The Ilen was designed by Conor O’Brien, the first Irish man to circumnavigate the world.

Ilen is named for the West Cork River which flows to the sea at Baltimore, her home port.

The Ilen was built by Baltimore Sea Fisheries School, West Cork in 1926. Tom Moynihan was foreman.

Ilen's wood construction is of oak ribs and planks of larch.

As-built initially, she is 56 feet in length overall with a beam of 14 feet and a displacement of 45 tonnes.

Conor O’Brien set sail in August 1926 with two Cadogan cousins from Cape Clear in West Cork, arriving at Port Stanley in January 1927 and handed it over to the new owners.

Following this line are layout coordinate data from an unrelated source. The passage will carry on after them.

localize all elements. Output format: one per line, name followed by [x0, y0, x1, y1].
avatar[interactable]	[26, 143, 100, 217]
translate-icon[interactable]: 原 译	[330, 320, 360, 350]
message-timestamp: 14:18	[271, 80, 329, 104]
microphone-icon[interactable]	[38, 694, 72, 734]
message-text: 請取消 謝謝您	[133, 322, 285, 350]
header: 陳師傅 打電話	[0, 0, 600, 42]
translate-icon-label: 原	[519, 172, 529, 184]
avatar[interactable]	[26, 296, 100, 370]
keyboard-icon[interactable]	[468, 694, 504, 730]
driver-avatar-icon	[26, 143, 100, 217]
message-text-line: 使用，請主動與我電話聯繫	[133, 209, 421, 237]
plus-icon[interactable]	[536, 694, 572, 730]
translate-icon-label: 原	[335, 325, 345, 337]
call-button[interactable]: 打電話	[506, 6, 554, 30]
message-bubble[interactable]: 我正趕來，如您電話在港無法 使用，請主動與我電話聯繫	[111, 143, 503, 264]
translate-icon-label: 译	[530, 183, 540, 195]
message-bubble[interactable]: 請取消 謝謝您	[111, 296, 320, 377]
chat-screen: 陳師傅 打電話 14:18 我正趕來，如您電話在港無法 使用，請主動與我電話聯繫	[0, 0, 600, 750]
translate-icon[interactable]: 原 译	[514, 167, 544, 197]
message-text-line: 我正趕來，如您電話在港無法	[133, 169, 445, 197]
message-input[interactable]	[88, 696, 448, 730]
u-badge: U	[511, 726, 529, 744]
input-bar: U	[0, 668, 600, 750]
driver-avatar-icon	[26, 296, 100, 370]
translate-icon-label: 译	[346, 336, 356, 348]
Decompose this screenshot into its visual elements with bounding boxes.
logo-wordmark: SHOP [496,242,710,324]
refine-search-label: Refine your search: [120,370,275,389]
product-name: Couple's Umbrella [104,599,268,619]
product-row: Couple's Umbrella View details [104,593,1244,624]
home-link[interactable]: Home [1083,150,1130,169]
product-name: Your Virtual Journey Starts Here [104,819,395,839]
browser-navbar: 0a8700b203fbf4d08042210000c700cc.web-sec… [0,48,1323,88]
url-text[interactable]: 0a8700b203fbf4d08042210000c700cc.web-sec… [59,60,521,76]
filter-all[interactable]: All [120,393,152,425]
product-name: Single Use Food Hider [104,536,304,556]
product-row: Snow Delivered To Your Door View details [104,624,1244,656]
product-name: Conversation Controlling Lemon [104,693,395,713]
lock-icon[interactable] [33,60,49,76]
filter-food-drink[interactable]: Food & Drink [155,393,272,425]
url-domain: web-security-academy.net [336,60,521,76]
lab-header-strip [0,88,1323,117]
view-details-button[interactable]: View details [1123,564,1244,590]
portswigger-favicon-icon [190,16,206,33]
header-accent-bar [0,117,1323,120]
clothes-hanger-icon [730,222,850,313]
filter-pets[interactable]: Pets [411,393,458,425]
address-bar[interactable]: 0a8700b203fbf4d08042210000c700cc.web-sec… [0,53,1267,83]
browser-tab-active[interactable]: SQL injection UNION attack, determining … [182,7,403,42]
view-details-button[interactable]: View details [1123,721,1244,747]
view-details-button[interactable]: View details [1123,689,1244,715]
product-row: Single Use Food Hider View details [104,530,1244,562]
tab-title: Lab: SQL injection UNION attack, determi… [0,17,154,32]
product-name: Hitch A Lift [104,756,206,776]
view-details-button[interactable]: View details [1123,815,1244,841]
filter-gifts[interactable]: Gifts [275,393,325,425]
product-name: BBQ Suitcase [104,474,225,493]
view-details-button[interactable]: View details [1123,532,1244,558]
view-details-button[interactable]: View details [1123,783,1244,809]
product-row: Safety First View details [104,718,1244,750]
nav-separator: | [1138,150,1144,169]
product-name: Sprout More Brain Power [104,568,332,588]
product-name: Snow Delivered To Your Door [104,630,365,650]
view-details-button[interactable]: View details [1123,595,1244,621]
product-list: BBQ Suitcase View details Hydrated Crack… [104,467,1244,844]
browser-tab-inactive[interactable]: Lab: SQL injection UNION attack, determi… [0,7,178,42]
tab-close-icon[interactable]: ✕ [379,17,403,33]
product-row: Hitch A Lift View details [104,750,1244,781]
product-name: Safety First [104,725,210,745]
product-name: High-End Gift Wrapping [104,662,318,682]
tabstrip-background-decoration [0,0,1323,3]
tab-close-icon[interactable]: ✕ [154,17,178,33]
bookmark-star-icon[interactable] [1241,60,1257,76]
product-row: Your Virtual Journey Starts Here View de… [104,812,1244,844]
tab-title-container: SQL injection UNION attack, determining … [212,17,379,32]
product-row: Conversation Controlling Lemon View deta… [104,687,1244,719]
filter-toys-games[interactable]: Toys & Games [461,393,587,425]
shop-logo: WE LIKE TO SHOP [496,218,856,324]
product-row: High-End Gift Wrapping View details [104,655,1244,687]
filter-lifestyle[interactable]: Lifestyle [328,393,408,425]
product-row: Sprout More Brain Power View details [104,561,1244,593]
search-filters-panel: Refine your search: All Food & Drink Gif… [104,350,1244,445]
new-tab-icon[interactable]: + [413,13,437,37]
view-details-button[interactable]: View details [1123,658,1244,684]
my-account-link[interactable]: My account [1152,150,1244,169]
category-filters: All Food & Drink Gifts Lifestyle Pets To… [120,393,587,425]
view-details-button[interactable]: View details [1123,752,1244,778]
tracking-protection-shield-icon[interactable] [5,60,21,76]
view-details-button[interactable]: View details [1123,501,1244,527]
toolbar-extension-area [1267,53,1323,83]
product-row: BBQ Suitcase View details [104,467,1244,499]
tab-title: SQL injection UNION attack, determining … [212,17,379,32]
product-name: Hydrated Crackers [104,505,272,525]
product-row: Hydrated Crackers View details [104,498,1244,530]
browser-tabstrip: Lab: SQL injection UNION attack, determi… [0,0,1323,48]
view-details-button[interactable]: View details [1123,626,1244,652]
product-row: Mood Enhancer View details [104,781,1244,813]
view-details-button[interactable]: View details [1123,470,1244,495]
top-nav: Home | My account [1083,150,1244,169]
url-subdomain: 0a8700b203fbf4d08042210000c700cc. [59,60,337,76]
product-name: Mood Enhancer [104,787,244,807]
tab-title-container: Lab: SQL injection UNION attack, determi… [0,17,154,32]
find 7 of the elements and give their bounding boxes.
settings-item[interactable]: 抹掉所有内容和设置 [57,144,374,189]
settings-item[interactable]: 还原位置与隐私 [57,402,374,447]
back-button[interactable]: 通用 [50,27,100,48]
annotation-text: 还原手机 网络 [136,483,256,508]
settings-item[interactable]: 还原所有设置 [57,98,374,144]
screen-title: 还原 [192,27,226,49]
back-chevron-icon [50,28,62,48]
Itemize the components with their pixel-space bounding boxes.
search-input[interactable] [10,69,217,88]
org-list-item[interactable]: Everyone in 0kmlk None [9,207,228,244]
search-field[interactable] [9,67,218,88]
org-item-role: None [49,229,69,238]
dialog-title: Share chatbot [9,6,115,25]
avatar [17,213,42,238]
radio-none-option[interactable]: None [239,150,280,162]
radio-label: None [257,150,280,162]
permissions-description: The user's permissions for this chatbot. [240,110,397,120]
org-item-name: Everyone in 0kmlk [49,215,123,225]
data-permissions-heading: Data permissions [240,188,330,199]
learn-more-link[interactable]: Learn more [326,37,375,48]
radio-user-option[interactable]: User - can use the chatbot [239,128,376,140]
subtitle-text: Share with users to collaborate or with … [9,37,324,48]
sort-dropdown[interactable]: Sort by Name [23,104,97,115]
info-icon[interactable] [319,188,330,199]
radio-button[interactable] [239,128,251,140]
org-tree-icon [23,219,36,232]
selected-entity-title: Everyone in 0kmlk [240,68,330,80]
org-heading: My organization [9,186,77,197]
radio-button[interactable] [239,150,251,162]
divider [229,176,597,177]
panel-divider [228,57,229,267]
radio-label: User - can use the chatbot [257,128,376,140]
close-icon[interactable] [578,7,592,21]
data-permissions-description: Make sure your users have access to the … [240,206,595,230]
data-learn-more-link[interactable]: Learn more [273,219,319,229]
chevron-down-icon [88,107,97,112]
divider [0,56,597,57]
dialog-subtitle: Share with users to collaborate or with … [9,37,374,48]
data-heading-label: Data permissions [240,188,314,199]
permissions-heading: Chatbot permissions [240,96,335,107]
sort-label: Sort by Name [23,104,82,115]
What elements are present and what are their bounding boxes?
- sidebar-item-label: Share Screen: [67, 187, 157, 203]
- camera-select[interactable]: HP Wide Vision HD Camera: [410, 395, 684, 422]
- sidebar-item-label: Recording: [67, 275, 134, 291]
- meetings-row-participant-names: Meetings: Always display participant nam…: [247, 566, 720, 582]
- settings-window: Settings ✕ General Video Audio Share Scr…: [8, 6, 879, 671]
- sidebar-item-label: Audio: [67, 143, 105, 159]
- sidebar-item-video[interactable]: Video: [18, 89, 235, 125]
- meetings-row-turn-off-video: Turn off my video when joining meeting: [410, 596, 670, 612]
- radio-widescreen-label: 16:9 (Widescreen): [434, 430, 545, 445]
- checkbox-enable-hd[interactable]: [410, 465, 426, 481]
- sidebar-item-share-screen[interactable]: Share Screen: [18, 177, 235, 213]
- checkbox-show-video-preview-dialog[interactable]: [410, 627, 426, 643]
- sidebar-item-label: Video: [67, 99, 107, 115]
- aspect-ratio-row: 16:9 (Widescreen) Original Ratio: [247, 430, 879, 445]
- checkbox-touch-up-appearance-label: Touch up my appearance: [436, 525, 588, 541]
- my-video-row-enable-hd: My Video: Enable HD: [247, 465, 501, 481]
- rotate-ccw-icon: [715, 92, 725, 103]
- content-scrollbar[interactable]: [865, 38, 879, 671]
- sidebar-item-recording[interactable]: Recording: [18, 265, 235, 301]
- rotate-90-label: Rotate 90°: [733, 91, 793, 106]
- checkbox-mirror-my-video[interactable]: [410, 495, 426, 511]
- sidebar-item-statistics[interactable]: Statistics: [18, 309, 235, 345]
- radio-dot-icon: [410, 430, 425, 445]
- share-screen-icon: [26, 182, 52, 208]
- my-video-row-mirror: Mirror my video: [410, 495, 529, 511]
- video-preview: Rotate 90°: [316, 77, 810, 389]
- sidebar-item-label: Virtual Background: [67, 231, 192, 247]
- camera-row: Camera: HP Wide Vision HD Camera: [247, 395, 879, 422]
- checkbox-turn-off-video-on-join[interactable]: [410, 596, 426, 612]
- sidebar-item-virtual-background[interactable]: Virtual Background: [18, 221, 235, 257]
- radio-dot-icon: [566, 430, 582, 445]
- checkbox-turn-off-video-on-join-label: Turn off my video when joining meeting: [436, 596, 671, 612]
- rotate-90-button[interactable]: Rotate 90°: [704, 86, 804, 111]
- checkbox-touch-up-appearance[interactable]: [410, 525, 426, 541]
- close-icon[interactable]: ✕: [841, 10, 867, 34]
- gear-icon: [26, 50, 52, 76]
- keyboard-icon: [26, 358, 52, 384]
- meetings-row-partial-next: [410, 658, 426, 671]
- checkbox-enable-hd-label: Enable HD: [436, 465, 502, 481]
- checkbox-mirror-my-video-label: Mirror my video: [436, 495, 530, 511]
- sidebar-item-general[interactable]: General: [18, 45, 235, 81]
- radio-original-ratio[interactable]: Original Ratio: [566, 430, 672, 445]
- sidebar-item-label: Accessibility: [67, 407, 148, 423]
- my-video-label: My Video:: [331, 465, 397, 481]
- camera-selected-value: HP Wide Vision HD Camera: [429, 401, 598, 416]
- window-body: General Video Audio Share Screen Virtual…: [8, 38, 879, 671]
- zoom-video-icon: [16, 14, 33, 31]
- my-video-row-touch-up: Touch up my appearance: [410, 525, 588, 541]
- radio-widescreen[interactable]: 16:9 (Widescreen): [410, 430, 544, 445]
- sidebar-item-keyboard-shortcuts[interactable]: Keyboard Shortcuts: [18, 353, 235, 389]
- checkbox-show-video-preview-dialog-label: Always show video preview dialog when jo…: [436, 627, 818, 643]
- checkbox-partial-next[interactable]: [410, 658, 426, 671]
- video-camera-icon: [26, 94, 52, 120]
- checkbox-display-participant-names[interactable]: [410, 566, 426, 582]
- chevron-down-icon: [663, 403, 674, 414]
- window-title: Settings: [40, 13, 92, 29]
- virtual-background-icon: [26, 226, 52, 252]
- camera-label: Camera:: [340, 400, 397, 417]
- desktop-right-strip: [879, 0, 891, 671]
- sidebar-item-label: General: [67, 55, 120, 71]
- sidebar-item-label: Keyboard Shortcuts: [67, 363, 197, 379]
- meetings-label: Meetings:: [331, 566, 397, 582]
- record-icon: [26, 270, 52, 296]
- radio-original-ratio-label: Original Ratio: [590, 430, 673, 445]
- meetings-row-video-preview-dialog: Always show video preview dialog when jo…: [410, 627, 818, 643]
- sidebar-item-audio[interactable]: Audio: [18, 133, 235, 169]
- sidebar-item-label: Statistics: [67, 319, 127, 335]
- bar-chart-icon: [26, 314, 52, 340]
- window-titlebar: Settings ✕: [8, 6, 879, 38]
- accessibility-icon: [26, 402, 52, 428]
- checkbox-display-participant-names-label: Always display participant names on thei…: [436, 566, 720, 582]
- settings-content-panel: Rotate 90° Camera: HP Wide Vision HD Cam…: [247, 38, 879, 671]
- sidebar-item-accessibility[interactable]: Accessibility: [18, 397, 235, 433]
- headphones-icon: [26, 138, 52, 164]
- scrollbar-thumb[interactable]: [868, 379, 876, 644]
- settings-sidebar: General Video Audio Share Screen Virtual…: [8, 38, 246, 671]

The Ilen was delivered to the Falkland Islands Company, in exchange for £1,500.

Ilen served for over 70 years as a cargo ship and a ferry in the Falkland Islands, enduring and enjoying the Roaring Forties, the Furious Fifties, and Screaming Sixties. She stayed in service until the early 1990s.

Limerick sailor Gary McMahon and his team located Ilen. MacMahon started looking for her in 1996 and went out to the Falklands and struck a deal with the owner to bring her back to Ireland.

After a lifetime of hard work in the Falklands, Ilen required a ground-up rebuild.

A Russian cargo ship transported her back on a 12,000-mile trip from the Southern Oceans to Dublin. The Ilen was discharged at the Port of Dublin 1997, after an absence from Ireland of 70 years.

It was a collaboration between the Ilen Project in Limerick and Hegarty’s Boatyard in Old Court, near Skibbereen. Much of the heavy lifting, of frames, planking, deadwood & backbone, knees, floors, shelves and stringers, deck beams, and carlins, was done in Hegarty’s. The generally lighter work of preparing sole, bulkheads, deck‐houses fixed furniture, fixtures & fittings, deck fittings, machinery, systems, tanks, spar making and rigging is being done at the Ilen boat building school in Limerick.

Ten years. The boat was much the worse for wear when it returned to West Cork in May 1998, and it remained dormant for ten years before the start of a decade-long restoration.

Ilen now serves as a community floating classroom and cargo vessel – visiting 23 ports in 2019 and making a transatlantic crossing to Greenland as part of a relationship-building project to link youth in Limerick City with youth in Nuuk, west Greenland.

At a mere 56ft, Ilen is capable of visiting most of the small harbours of Ireland.